Bajki opowiadam? To wróćmy na polskie podwórko. Wymiar sprawiedliwości intensywnie się informatyzuje - bo zresztą i pandemia pokazała, że nie ma już na co czekać. Zaległości są spore, mimo że sądy pracowały. Do tego dochodzą kwestie związane z praworządnością, podziały wśród sędziów i widmo reorganizacji. Tymczasem pewnego dnia, a konkretnie w czerwcu pracownicy sądów i prokuratury zaczęli protestować. Nie żeby wcześniej tego nie robili, ale nigdy tak głośno nie mówili, a wręcz nie krzyczeli o tym, że w pracy jest im źle i to nie tylko z powodu niesatysfakcjonujących wynagrodzeń ale też obciążania pracą, presji, czy stresu. Mało tego, otwarcie zaczęli mówić o mobbingu. I to nie byle gdzie, tylko w sądach, które przecież mają stać na straży praw obywateli, w tym pracowników.

Czytaj: Sędziowie nie wystarczą, niedobór pracowników pogrąża sądy >>

Praca, której wielu nie dostrzega

Co więcej, związki zawodowe są w tym zakresie dość zgodne, mimo że nie zawsze jest im po drodze. Do czego zmierzam? Praca pracowników sądów, prokuratury, czy szeroko rozumianego wymiaru sprawiedliwości nie zawsze jest widoczna. Mówimy o sądzie, myślimy o procesach, rozprawach, w końcu wyroku, uzasadnieniu, karze. Tylko że ktoś musi wykonać "ukrytą robotę". Wpisać dane do systemu, wysłać wezwania, opisać akta, zaprotokołować to co wydarzyło się na rozprawie, powiadomić strony, biegłych, sprawdzić różne informacje, zataszczyć akta, odpowiedzieć na pytania, zadbać o wokandę itp. itd. Siedzieć po godzinach i uczyć się nowych systemów. Ktoś to robi, każdego dnia.

Czytaj: Mobbing sądów nie oszczędza, pracownicy mówią dość >>

Wymiar sprawiedliwości musi zadbać o pracowników

A czasy się zmieniły. Firmy już dawno zaczęły dbać o swoich pracowników, niektóre wręcz prześcigają się w benefitach. Owocowy wtorek, zumba w środę, bony świąteczne, integracja w spa, zniżki na fitness - nie są czymś szczególnym. A w sądach i w prokuraturze raczej stara śpiewka. Tymczasem wymiar sprawiedliwości, tak jak poczciwy św. Mikołaj, bez pracowników nie da sobie rady. Więcej, żadna reforma nie odniesie skutku jeśli sądy i prokuratury nie zadbają o swój "czynnik ludzki".

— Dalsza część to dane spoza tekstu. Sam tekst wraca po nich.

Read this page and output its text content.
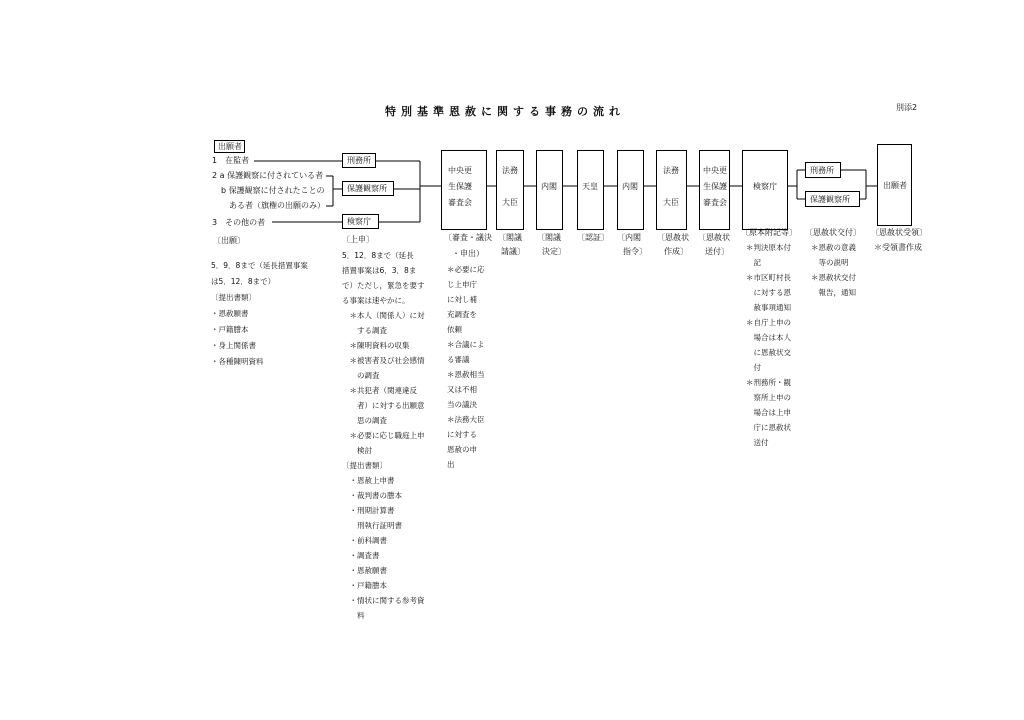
特別基準恩赦に関する事務の流れ	別添2
出願者
1　在監者
2 a 保護観察に付されている者
b 保護観察に付されたことの
ある者（旗権の出願のみ）
3　その他の者
〔出願〕
5．9．8まで（延長措置事案
は5．12．8まで）
〔提出書類〕
・恩赦願書
・戸籍謄本
・身上関係書
・各種陳明資料
刑務所
保護観察所
検察庁
〔上申〕
5．12．8まで（延長
措置事案は6．3．8ま
で）ただし，緊急を要す
る事案は速やかに。
　＊本人（関係人）に対
　　する調査
　＊陳明資料の収集
　＊被害者及び社会感情
　　の調査
　＊共犯者（関連違反
　　者）に対する出願意
　　思の調査
　＊必要に応じ職庭上申
　　検討
〔提出書類〕
　・恩赦上申書
　・裁判書の謄本
　・刑期計算書
　　刑執行証明書
　・前科調書
　・調査書
　・恩赦願書
　・戸籍謄本
　・情状に関する参考資
　　料
中央更
生保護
審査会
〔審査・議決
・申出）
＊必要に応
じ上申庁
に対し補
充調査を
依頼
＊合議によ
る審議
＊恩赦相当
又は不相
当の議決
＊法務大臣
に対する
恩赦の申
出
法務
大臣
〔閣議
請議〕
内閣
〔閣議
決定〕
天皇
〔認証〕
内閣
〔内閣
指令〕
法務
大臣
〔恩赦状
作成〕
中央更
生保護
審査会
〔恩赦状
送付〕
検察庁
〔原本附記等〕
＊判決原本付
　記
＊市区町村長
　に対する恩
　赦事項通知
＊自庁上申の
　場合は本人
　に恩赦状交
　付
＊刑務所・観
　察所上申の
　場合は上申
　庁に恩赦状
　送付
刑務所
保護観察所
〔恩赦状交付〕
＊恩赦の意義
　等の説明
＊恩赦状交付
　報告，通知
出願者
〔恩赦状受領〕
＊受領書作成
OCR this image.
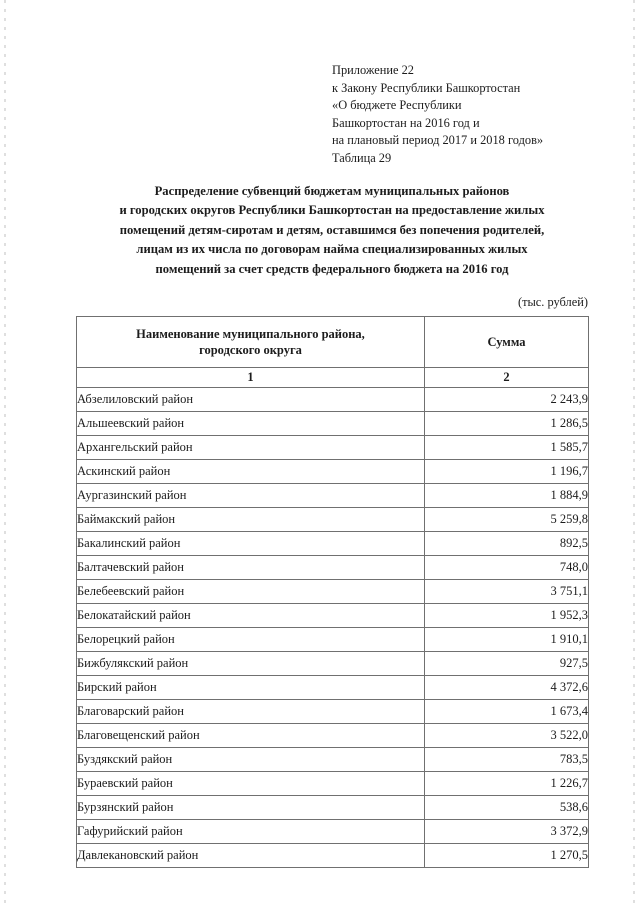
Приложение 22
к Закону Республики Башкортостан
«О бюджете Республики
Башкортостан на 2016 год и
на плановый период 2017 и 2018 годов»
Таблица 29
Распределение субвенций бюджетам муниципальных районов
и городских округов Республики Башкортостан на предоставление жилых
помещений детям-сиротам и детям, оставшимся без попечения родителей,
лицам из их числа по договорам найма специализированных жилых
помещений за счет средств федерального бюджета на 2016 год
(тыс. рублей)
Наименование муниципального района,
городского округа	Сумма
1	2
Абзелиловский район	2 243,9
Альшеевский район	1 286,5
Архангельский район	1 585,7
Аскинский район	1 196,7
Аургазинский район	1 884,9
Баймакский район	5 259,8
Бакалинский район	892,5
Балтачевский район	748,0
Белебеевский район	3 751,1
Белокатайский район	1 952,3
Белорецкий район	1 910,1
Бижбулякский район	927,5
Бирский район	4 372,6
Благоварский район	1 673,4
Благовещенский район	3 522,0
Буздякский район	783,5
Бураевский район	1 226,7
Бурзянский район	538,6
Гафурийский район	3 372,9
Давлекановский район	1 270,5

Jest jeszcze jedna ważne kwestia. Wymiar sprawiedliwości jest jednym z fundamentów państwa. Zawody z nim związane powinny być więc prestiżowe, nie tylko z nazwy, ale także jeśli chodzi o wynagrodzenia, czy warunki pracy. By przyciągały najlepszych, najsprawniejszych, takich, którym się chce i, którym będzie się chciało. Dlaczego? Bo w ich rękach są nasze sprawy i od nich również zależy sprawiedliwość, której oczekujemy. Cytując jednego z sędziów: Tyle i aż tyle... św. Mikołaju.